High schoolers, advanced placement and Java
Upon further inspection, it looks like The College Board, the company that oversees the Advanced Placement Program (AP) has also standardized on Java, which I'm sure influenced the school's decision.
Before learning that my alma mater offers modern programming classes, I was considering volunteering to teach an adaptation of MIT's 6.00 course as an extra-curricular course. 6.00 uses Python.
This has me thinking about the best language for new programmers. Java is obviously a powerful language with many useful add-ons, and I don't think it's bad for students to have exposure to it, but I wonder if it's the best language to start with.
Are there any teacher hackers out there that can shed some light on this? I'm not a teacher, so this isn't my area of expertise.
Any info on The College Board's reasoning would also be appreciated.
11 comments
[ 2.7 ms ] story [ 38.9 ms ] threadAs someone who went to school during the transition period, it was weird to take intro to programming in C++, then swap to Java for AP-level work, but at the same time, the change wasn't that great since the syntax is quite similar.
When I was in high school, the explanation for the change was always along the lines of "Java is cross-platform and going to be the industry-standard by the time you come out of college." Now as a senior in college, I wonder if that statement is true these days.
C is easy enough until you hit pointers (and arrays give people trouble, strangely enough). Eventually pointers were just dropped entirely, and the students were told to memorize that scanf is magic.
Then came Java. It was taught as if it were a prettier C. No objects anywhere, just a bunch of static methods. The students were told to memorize a bunch of magic once again (what's a "class"? why do I have to type "static"?).
I did not get a chance to help anyone struggling with Python. I think it is a better teaching language, but you still have to teach a subset. If you show beginners a list comprehension, they will likely swear off programming forever :) The advantage is, the subset you teach can avoid magic.
One problem: Java is a (current) standard. Schools want to teach things they think are useful in the workplace. Interestingly, students want to learn these languages for the same reason. Just google "what programming language should I learn", and read the responses. A large number will base their answer on "what's used in industry".
I wish the focus, especially for the AP program, was less on what the industry is doing and more on what is best for becoming a successful computer science student.
If a student is taking an AP course, they're not looking for vocational training, and I don't think that's what colleges are looking for, at any rate.
You forgot recursion. If there are two things you can count on CS1 students to not understand, they're pointers and recursion.
I took AP Comp Sci AB last year, and I found that although the material was somewhat easy, many of the students had difficulty dealing with the syntax. Another major issue i noticed was with the concept of OO programming.

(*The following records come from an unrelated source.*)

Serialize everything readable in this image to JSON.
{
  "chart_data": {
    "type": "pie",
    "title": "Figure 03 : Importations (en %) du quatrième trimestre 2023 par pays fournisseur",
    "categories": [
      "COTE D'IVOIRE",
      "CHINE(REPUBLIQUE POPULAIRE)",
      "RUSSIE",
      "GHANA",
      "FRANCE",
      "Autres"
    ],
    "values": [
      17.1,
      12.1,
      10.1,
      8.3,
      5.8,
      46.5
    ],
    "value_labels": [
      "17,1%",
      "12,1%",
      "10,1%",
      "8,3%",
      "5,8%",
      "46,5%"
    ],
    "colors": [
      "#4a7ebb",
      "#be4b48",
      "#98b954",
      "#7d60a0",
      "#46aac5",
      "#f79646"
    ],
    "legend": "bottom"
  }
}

IMHO it would be better to start an AP CS course with a semester of Python, so that the students can get an idea of how programming works, without having to deal with Java's verbosity. Then you can spend the second semester exclusively on Java. Because the students will already know the basics of programming at this point, they only really have to deal with the syntax and with generics, instead of having to learn syntax and coding at once. That's just my 2 cents...
The real question is: if you're going to teach an extra-curricular course, what do you want to expose the kids to? A practical language that makes it easy to do projects at home (like Python)? Some more theoretical CS ideas, which can be expressed elegantly in Scheme? Both?
Keep in mind that the kids who take this course will probably also be in the AP class, so you should try to complement whatever material they get there.
It was: Pascal since at least 1990 (probably earlier?), C++ since 1998, and Java since 2003.
Note: years are from memory, and may be off by a bit, but the general idea is right.